Loose Moose Theatre Company
- Company type: Not-for-profit arts organization
- Industry: Theatre|Comedy|Entertainment
- Founded: 1977 in Calgary, Canada
- Founder: Keith Johnstone and Mel Tonken
- Headquarters: Calgary, Canada
- Key people: Dennis Cahill (Artistic Director)
- Number of employees: 2+
- Website: http://www.loosemoose.com

= Loose Moose Theatre =

The Loose Moose Theatre Company (LMTC), is a theater company based in Calgary, Alberta, Canada. It was co-founded in 1977, by Keith Johnstone and Mel Tonken. LMTC has an international reputation for developing the theatrical style of improvisation and specifically the work of Keith Johnstone. LMTC is the birthplace of such improvisation shows as Theatresports, Maestro, Gorilla Theatre, and Life Game.

== History ==
The Loose Moose is an active theatre company producing in house and touring, plus it offers a training centre for individuals interested in improvisational theatre. They have continued a long-standing tradition of producing a weekend-afternoon series of children's theatre, and an evening series of improvisational comedic theatre as well as various improvised based plays and special events such as the International Improvisation Summit in March 2010 and Improvisation marathons (the longest of which lasted 52 hours of sleepless improvisation). It also was an early adopter and supporter of gay content in the late 1970s to draw attention to social injustice.

Loose Moose has existed in a few venues since its inception.
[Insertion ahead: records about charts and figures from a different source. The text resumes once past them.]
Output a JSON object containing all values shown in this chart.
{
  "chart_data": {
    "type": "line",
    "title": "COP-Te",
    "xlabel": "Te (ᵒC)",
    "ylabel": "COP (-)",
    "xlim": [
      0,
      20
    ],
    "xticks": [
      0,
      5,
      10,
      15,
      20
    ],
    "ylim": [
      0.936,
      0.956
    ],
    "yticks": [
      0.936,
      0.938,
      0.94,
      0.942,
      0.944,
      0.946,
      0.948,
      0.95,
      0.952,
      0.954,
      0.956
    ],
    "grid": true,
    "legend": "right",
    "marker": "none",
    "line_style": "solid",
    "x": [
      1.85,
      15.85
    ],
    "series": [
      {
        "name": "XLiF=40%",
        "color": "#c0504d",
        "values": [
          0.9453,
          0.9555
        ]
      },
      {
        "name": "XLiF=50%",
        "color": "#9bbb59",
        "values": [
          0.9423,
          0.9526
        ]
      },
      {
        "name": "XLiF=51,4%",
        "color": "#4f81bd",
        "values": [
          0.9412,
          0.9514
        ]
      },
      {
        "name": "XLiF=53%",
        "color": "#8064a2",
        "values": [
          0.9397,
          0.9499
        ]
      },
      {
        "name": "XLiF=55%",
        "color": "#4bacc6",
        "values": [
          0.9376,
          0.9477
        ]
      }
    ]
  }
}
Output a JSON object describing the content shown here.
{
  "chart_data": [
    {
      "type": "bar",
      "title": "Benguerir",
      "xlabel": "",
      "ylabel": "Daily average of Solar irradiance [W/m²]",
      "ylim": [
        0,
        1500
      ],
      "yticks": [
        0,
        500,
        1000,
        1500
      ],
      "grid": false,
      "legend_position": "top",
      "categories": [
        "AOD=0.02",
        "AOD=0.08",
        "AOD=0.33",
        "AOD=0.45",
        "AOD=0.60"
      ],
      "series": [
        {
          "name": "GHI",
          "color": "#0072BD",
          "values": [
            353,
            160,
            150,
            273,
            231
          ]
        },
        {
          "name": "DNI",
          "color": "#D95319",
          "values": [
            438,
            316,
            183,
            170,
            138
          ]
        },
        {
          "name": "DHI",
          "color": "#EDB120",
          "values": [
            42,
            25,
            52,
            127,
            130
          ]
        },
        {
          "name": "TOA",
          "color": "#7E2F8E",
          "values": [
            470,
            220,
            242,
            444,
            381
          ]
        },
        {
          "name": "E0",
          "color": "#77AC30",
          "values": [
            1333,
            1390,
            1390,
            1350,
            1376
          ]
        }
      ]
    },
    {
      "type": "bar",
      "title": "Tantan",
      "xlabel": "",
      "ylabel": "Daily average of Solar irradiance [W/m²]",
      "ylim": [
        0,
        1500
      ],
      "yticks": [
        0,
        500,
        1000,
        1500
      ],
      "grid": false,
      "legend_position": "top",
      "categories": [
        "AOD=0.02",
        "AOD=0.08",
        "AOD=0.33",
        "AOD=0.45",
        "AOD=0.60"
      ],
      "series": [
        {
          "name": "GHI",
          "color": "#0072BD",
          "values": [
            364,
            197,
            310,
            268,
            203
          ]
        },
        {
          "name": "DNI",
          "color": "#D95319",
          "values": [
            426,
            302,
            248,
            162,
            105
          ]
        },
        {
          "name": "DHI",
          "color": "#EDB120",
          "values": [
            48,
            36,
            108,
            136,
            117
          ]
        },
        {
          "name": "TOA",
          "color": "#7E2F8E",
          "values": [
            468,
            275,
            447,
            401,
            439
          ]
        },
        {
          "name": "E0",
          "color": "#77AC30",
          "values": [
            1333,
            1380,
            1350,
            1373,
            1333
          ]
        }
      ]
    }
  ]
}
Originally in the Pumphouse theatre, Loose Moose moved to a space within an industrial complex in the northeast area of Calgary (near the airport). After space-use and lease negotiations with a neighbouring Christian academy failed to be resolved, LMTC took up in the historic Garry Theatre in the Inglewood district. In 2005, LMTC moved into a new performance space in the Calgary Crossroads Market.

From 1988-2019, the Loose Moose hosted the Loose Moose International Improvisation Summer School, a two-week school in the summer drawing people all over the world to Calgary, which was long recognized as a hub of narrative improvisation inspiration and education in the world.

Many LMTC alumni are now working in the areas of film, television, stage and still use their improvisational skills as a foundation for their work. Loose Moose alumni include Michael Rohl, Roman Danylo, Rebecca Northan, Albert Howell, Ryan Belleville, Tony Totino, Rick Hilton, Dave Duncan, Mark McKinney, Bruce McCulloch, Norm Hiscock, Veena Sood, Clem Martini, Patti Stiles, Derek Flores, Terra Hazelton, Eric Amber, Roger Fredericks, Jan Derbyshire, Roderick Crawford, Chris Cline, Frank Totino, Pat Kelly, Shawn Kinley, Bruce Horak, Peter Oldring, Dave Lawrence, Rob Mitchelson, Dave Ware, A.J. Demers, Renee Amber, Andrew Phung, Steve Jarand, Immanuela Lawrence, Graeme Davies and Jenny Wynter.

In 1998, Dennis Cahill became the Artistic Director of Loose Moose.